Algieri has been forced to handle the bulk of the promotion for the fight—at least in the United States—while Pacquiao remains nestled in the Philippines handling his training, basketball and myriad other obligations.
It’s a lot of work to fit in the constant need for appearances and interviews to hype a fight with the rigors of training camp, but Algieridoesn’t mind because it’s the first chance he’s had to be a full-time fighter.
“I’ve been comfortable. This is actually my first time where I’m fighting where I’m not working as well. I’ve been a full-time boxer this camp. So all this other stuff that we’ve been doing is kind of on par with how busy I am normally anyway,” Algieri said.
“Pacquiao’s not the only guy who does a million other things besides box. I’ve got a lot of stuff that I’ve always been into during my entire career.
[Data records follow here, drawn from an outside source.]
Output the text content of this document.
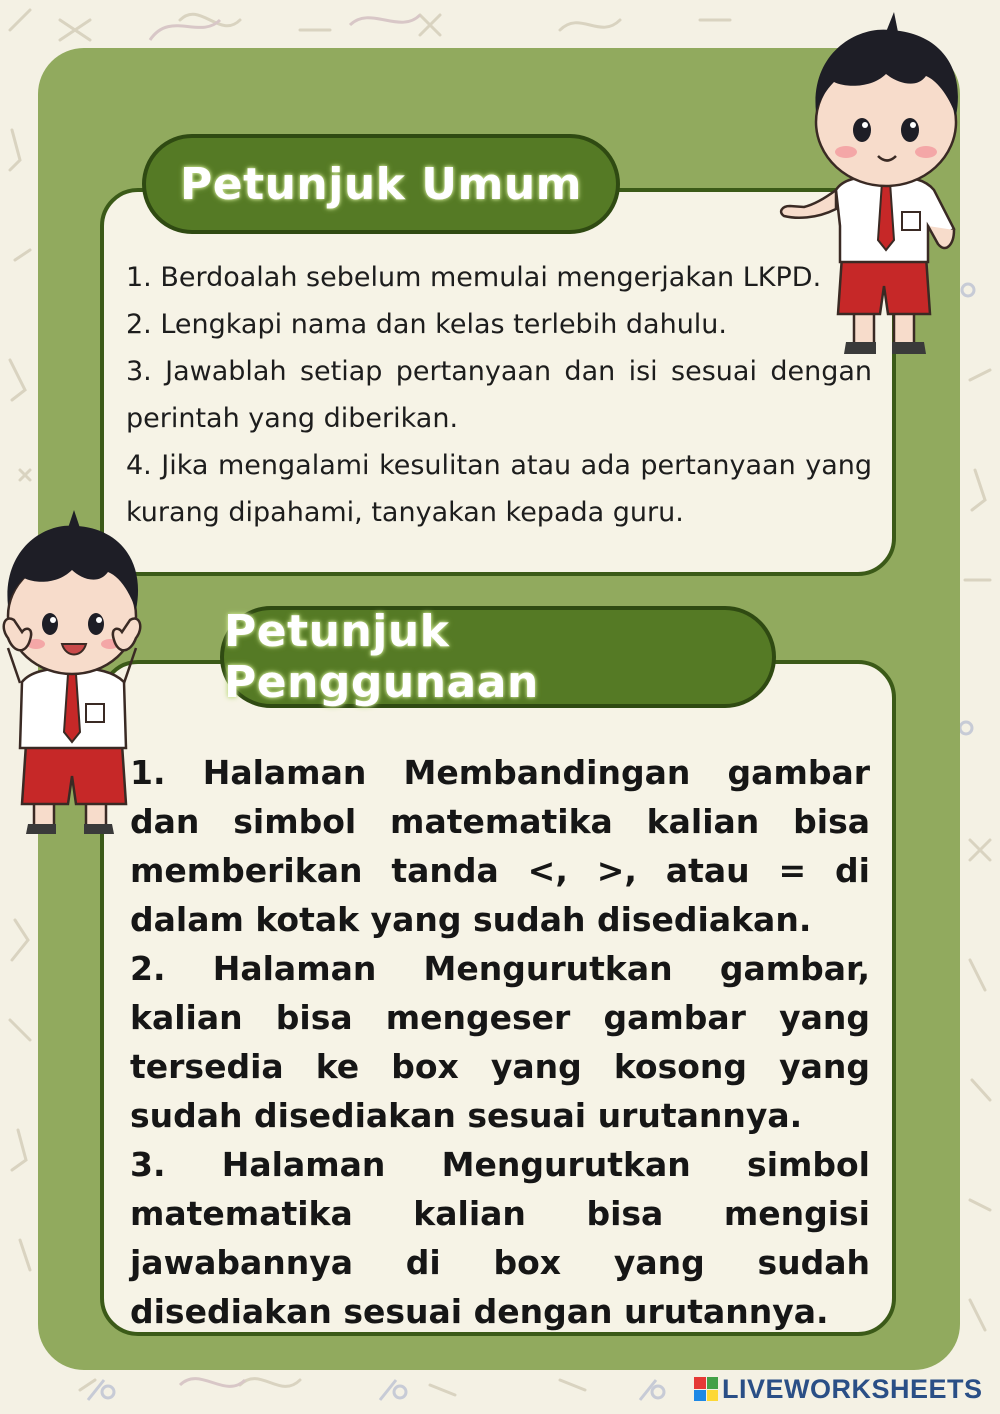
Petunjuk Umum
1. Berdoalah sebelum memulai mengerjakan LKPD.
2. Lengkapi nama dan kelas terlebih dahulu.
3. Jawablah setiap pertanyaan dan isi sesuai dengan perintah yang diberikan.
4. Jika mengalami kesulitan atau ada pertanyaan yang kurang dipahami, tanyakan kepada guru.
Petunjuk Penggunaan
1. Halaman Membandingan gambar dan simbol matematika kalian bisa memberikan tanda <, >, atau = di dalam kotak yang sudah disediakan.
2. Halaman Mengurutkan gambar, kalian bisa mengeser gambar yang tersedia ke box yang kosong yang sudah disediakan sesuai urutannya.
3. Halaman Mengurutkan simbol matematika kalian bisa mengisi jawabannya di box yang sudah disediakan sesuai dengan urutannya.
LIVEWORKSHEETS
I’ve put all that on hold now.”
Algieri definitely says all the right things.
He’s a smart guy, and he understands that many fighters in his position—fighting for the first time on a huge pay-per-view main event against a better-known foe—talk a big game only to stumble when it matters most.
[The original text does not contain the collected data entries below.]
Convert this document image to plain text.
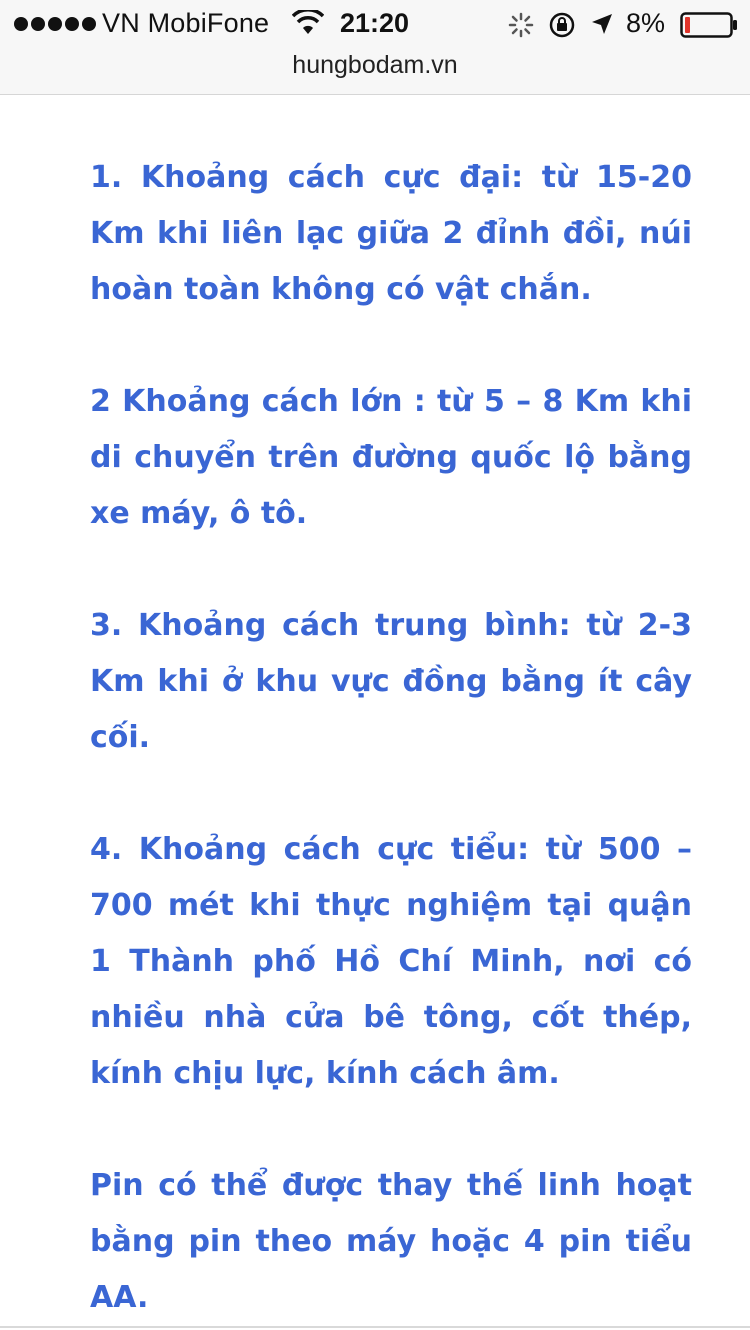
VN MobiFone	21:20	8%
hungbodam.vn

1. Khoảng cách cực đại: từ 15-20 Km khi liên lạc giữa 2 đỉnh đồi, núi hoàn toàn không có vật chắn.

2 Khoảng cách lớn : từ 5 – 8 Km khi di chuyển trên đường quốc lộ bằng xe máy, ô tô.

3. Khoảng cách trung bình: từ 2-3 Km khi ở khu vực đồng bằng ít cây cối.

4. Khoảng cách cực tiểu: từ 500 – 700 mét khi thực nghiệm tại quận 1 Thành phố Hồ Chí Minh, nơi có nhiều nhà cửa bê tông, cốt thép, kính chịu lực, kính cách âm.

Pin có thể được thay thế linh hoạt bằng pin theo máy hoặc 4 pin tiểu AA.
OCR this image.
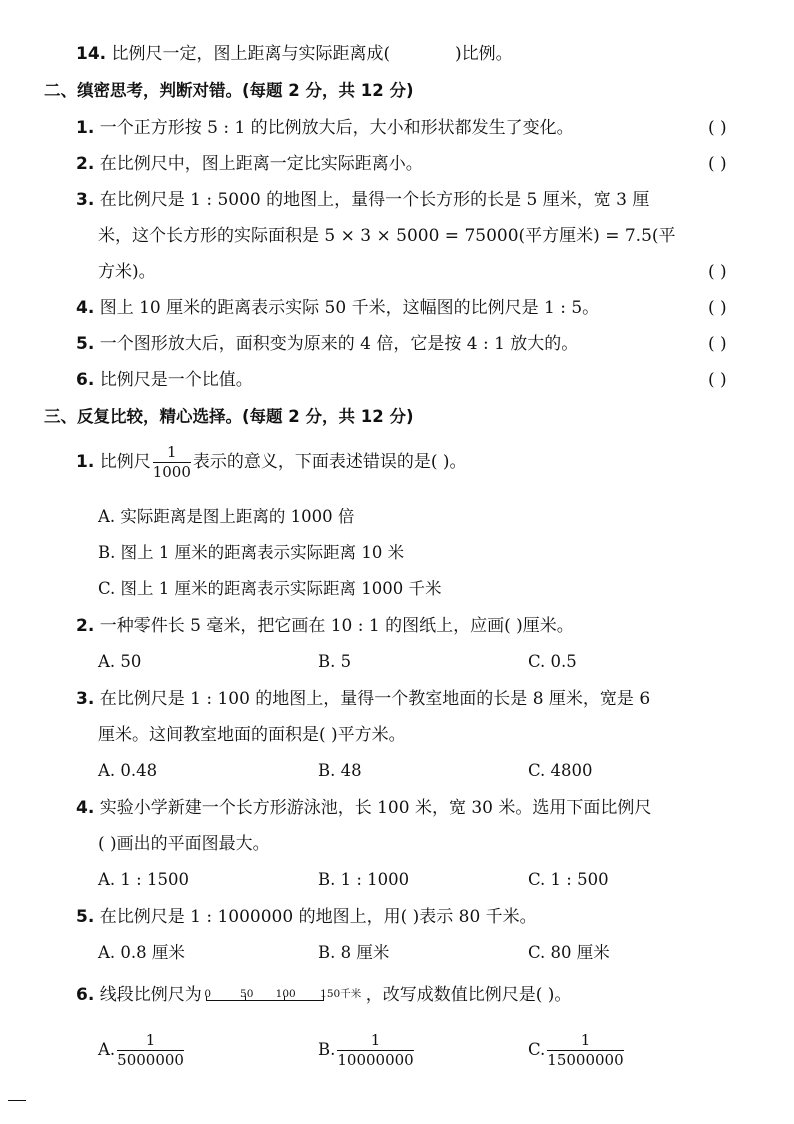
14. 比例尺一定，图上距离与实际距离成(	)比例。
二、缜密思考，判断对错。(每题 2 分，共 12 分)
1. 一个正方形按 5 : 1 的比例放大后，大小和形状都发生了变化。	( )
2. 在比例尺中，图上距离一定比实际距离小。	( )
3. 在比例尺是 1 : 5000 的地图上，量得一个长方形的长是 5 厘米，宽 3 厘
米，这个长方形的实际面积是 5 × 3 × 5000 = 75000(平方厘米) = 7.5(平
方米)。	( )
4. 图上 10 厘米的距离表示实际 50 千米，这幅图的比例尺是 1 : 5。	( )
5. 一个图形放大后，面积变为原来的 4 倍，它是按 4 : 1 放大的。	( )
6. 比例尺是一个比值。	( )
三、反复比较，精心选择。(每题 2 分，共 12 分)
1. 比例尺 $\frac{1}{1000}$ 表示的意义，下面表述错误的是( )。
A. 实际距离是图上距离的 1000 倍
B. 图上 1 厘米的距离表示实际距离 10 米
C. 图上 1 厘米的距离表示实际距离 1000 千米
2. 一种零件长 5 毫米，把它画在 10 : 1 的图纸上，应画( )厘米。
A. 50	B. 5	C. 0.5
3. 在比例尺是 1 : 100 的地图上，量得一个教室地面的长是 8 厘米，宽是 6
厘米。这间教室地面的面积是( )平方米。
A. 0.48	B. 48	C. 4800
4. 实验小学新建一个长方形游泳池，长 100 米，宽 30 米。选用下面比例尺
( )画出的平面图最大。
A. 1 : 1500	B. 1 : 1000	C. 1 : 500
5. 在比例尺是 1 : 1000000 的地图上，用( )表示 80 千米。
A. 0.8 厘米	B. 8 厘米	C. 80 厘米
6. 线段比例尺为 0	50 100 150千米 ，改写成数值比例尺是( )。
A. $\frac{1}{5000000}$	B. $\frac{1}{10000000}$	C. $\frac{1}{15000000}$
But you get a sense that won’t happen in his case.
He’s still a huge underdog, yes, and he’ll have to bring his absolute best game to Macau with him to have any chance of upsetting the Filipino icon, but overwhelmed?
Algieri remains supremely confident in his abilities, and while a victory would be a major upset in the eyes of most fans and media, it wouldn’t surprise him in the least.
“It’s Chris Algieri versus Manny Pacquiao. It’s what I bring to the table versus what he brings to the table. A lot of it has to do with my mental preparation. We know Pacquiao. He’s a living legend and a Hall ofFamer for sure. He’s one of the greatest fighters who ever lived.”
“I’ve got to go out there and be myself. I have the talent and tools to win this fight. I just have to go out there and perform.”